Doolittle features live arm in '16 debut

Doolittle features live arm in '16 debut

OAKLAND -- There was much to glean from Sean Doolittle's first outing of the 2016 season. His eight-pitch outing against the White Sox in Monday's 4-3 loss was short, sweet and highly encouraging.

The A's closer, who maxed out at 92 mph during Spring Training, sat at 94 mph when it counted, even touching 95 with one of his six fastballs. His other two pitches, a changeup he's been working to perfect for weeks, resulted in swinging strikes.

"There's some guys that roll out of bed and come to Spring Training throwing 95, 97 mph, and traditionally in Spring Trainings past it's taken me a little longer to build up that velocity," Doolittle said. "But with the bright lights and the energy in the stadium, it usually increases the adrenaline levels a little bit and I'm able to get one or two more than I normally get during spring, so I was happy to see that."

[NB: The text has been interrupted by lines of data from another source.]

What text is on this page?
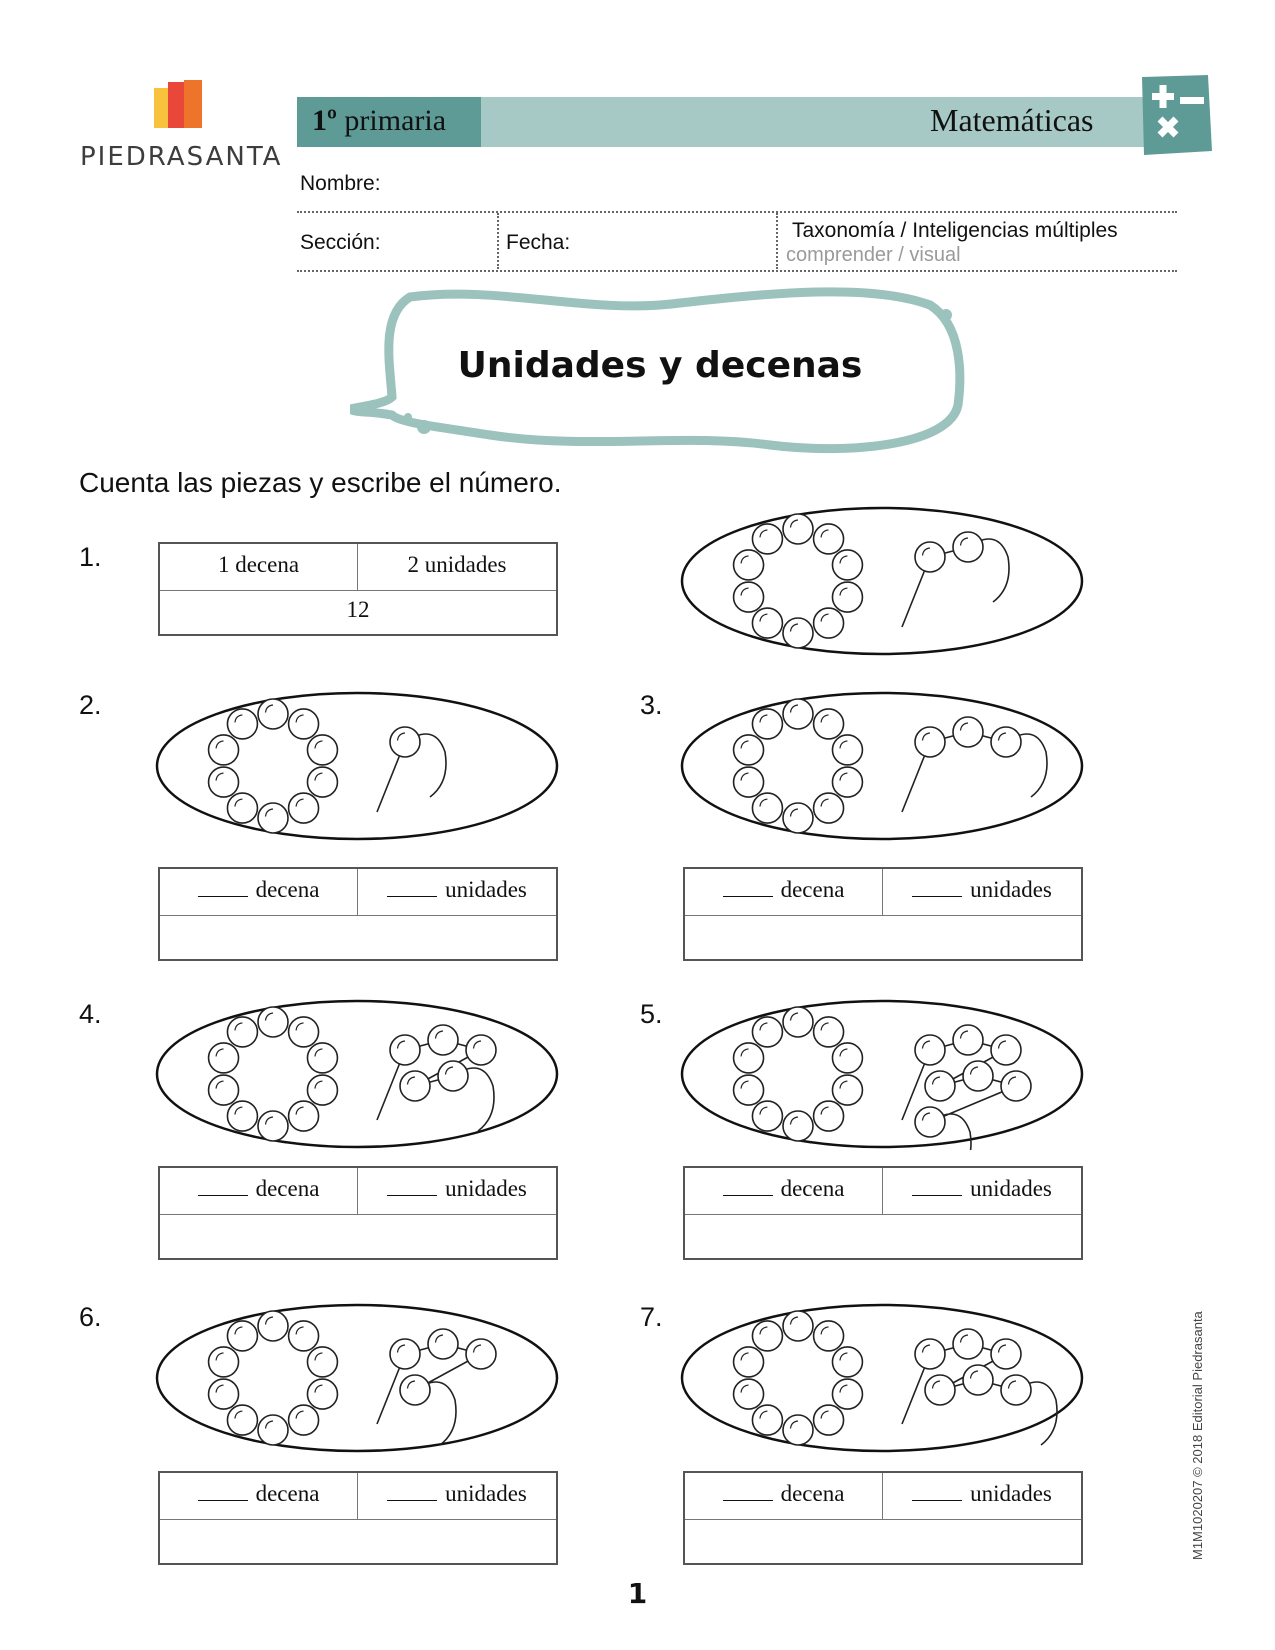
PIEDRASANTA
1º primaria	Matemáticas
Nombre:
Sección:	Fecha:
Taxonomía / Inteligencias múltiples
comprender / visual
Unidades y decenas
Cuenta las piezas y escribe el número.
1.	1 decena	2 unidades
12
2.
decena	unidades
3.
decena	unidades
4.
decena	unidades
5.
decena	unidades
6.
decena	unidades
7.
decena	unidades	M1M1020207 © 2018 Editorial Piedrasanta
1
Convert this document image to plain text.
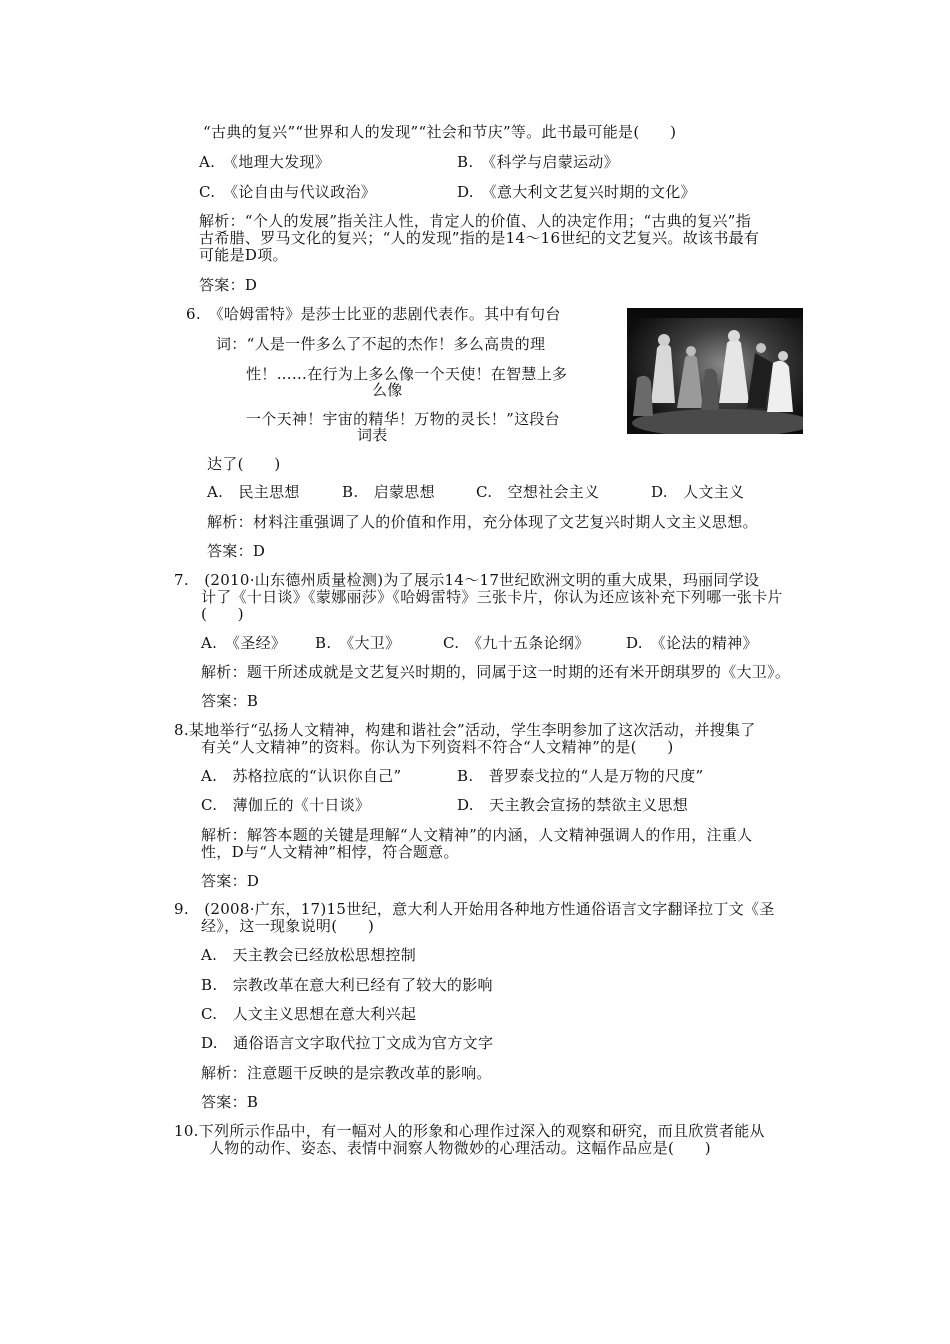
“古典的复兴”“世界和人的发现”“社会和节庆”等。此书最可能是(　　)
A.　《地理大发现》	B.　《科学与启蒙运动》
C.　《论自由与代议政治》	D.　《意大利文艺复兴时期的文化》
解析：“个人的发展”指关注人性，肯定人的价值、人的决定作用；“古典的复兴”指
古希腊、罗马文化的复兴；“人的发现”指的是14～16世纪的文艺复兴。故该书最有
可能是D项。
答案：D
6.　《哈姆雷特》是莎士比亚的悲剧代表作。其中有句台
词：“人是一件多么了不起的杰作！多么高贵的理
性！……在行为上多么像一个天使！在智慧上多
么像
一个天神！宇宙的精华！万物的灵长！”这段台
词表
达了(　　)
A.　民主思想	B.　启蒙思想	C.　空想社会主义	D.　人文主义
解析：材料注重强调了人的价值和作用，充分体现了文艺复兴时期人文主义思想。
答案：D
7.　(2010·山东德州质量检测)为了展示14～17世纪欧洲文明的重大成果，玛丽同学设
计了《十日谈》《蒙娜丽莎》《哈姆雷特》三张卡片，你认为还应该补充下列哪一张卡片
(　　)
A.　《圣经》 B.　《大卫》	C.　《九十五条论纲》 D.　《论法的精神》
解析：题干所述成就是文艺复兴时期的，同属于这一时期的还有米开朗琪罗的《大卫》。
答案：B
8.某地举行“弘扬人文精神，构建和谐社会”活动，学生李明参加了这次活动，并搜集了
有关“人文精神”的资料。你认为下列资料不符合“人文精神”的是(　　)
A.　苏格拉底的“认识你自己”	B.　普罗泰戈拉的“人是万物的尺度”
C.　薄伽丘的《十日谈》	D.　天主教会宣扬的禁欲主义思想
解析：解答本题的关键是理解“人文精神”的内涵，人文精神强调人的作用，注重人
性，D与“人文精神”相悖，符合题意。
答案：D
9.　(2008·广东，17)15世纪，意大利人开始用各种地方性通俗语言文字翻译拉丁文《圣
经》，这一现象说明(　　)
A.　天主教会已经放松思想控制
B.　宗教改革在意大利已经有了较大的影响
C.　人文主义思想在意大利兴起
D.　通俗语言文字取代拉丁文成为官方文字
解析：注意题干反映的是宗教改革的影响。
答案：B
10.下列所示作品中，有一幅对人的形象和心理作过深入的观察和研究，而且欣赏者能从
人物的动作、姿态、表情中洞察人物微妙的心理活动。这幅作品应是(　　)
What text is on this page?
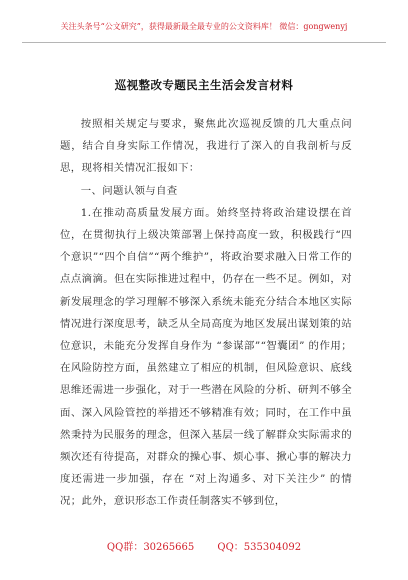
关注头条号“公文研究”，获得最新最全最专业的公文资料库！ 微信：gongwenyj
巡视整改专题民主生活会发言材料

按照相关规定与要求，聚焦此次巡视反馈的几大重点问题，结合自身实际工作情况，我进行了深入的自我剖析与反思，现将相关情况汇报如下：

一、问题认领与自查

1.在推动高质量发展方面。始终坚持将政治建设摆在首位，在贯彻执行上级决策部署上保持高度一致，积极践行“四个意识”“四个自信”“两个维护”，将政治要求融入日常工作的点点滴滴。但在实际推进过程中，仍存在一些不足。例如，对新发展理念的学习理解不够深入系统未能充分结合本地区实际情况进行深度思考，缺乏从全局高度为地区发展出谋划策的站位意识，未能充分发挥自身作为 “参谋部”“智囊团” 的作用；在风险防控方面，虽然建立了相应的机制，但风险意识、底线思维还需进一步强化，对于一些潜在风险的分析、研判不够全面、深入风险管控的举措还不够精准有效；同时，在工作中虽然秉持为民服务的理念，但深入基层一线了解群众实际需求的频次还有待提高，对群众的操心事、烦心事、揪心事的解决力度还需进一步加强，存在 “对上沟通多、对下关注少” 的情况；此外，意识形态工作责任制落实不够到位，

QQ群：30265665 QQ：535304092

Catcher Stephen Vogt said Doolittle, who missed much of 2015 with two shoulder injuries, had a fastball that "looked more natural, more like Sean from a couple years ago."

"He's going to be right back to where he needs to be, and he's been building gradually every outing," Vogt said. "I think that's a sign, too, that he's feeling better and feeling stronger."

An effective changeup can only make Doolittle's fastball better, and A's manager Bob Melvin said Tuesday that the ones he threw Monday "were the best changeups we've ever seen him throw."

"Previously, it's more a pitch just to show to try to get more play on the fastball, but it actually produced for him yesterday and got some bad swings," Melvin said. "I think that's going to be important for him going along, but also confidence-wise, knowing he can throw it in situations where you're just not wasting it to show."

"I've been working on it a lot, and we used it a bunch it Spring Training and I feel really confident with it," Doolittle said. "Whenever Vogt or [Josh] Phegley puts it down, it's no longer something I'm hesitant about. I feel confident in attacking with it, and it's not just a waste pitch anymore. I think it can help me be a little more efficient sometimes and keep my pitch count down, rather than getting in long battles with guys fouling pitches off and maybe make the fastball that much more effective."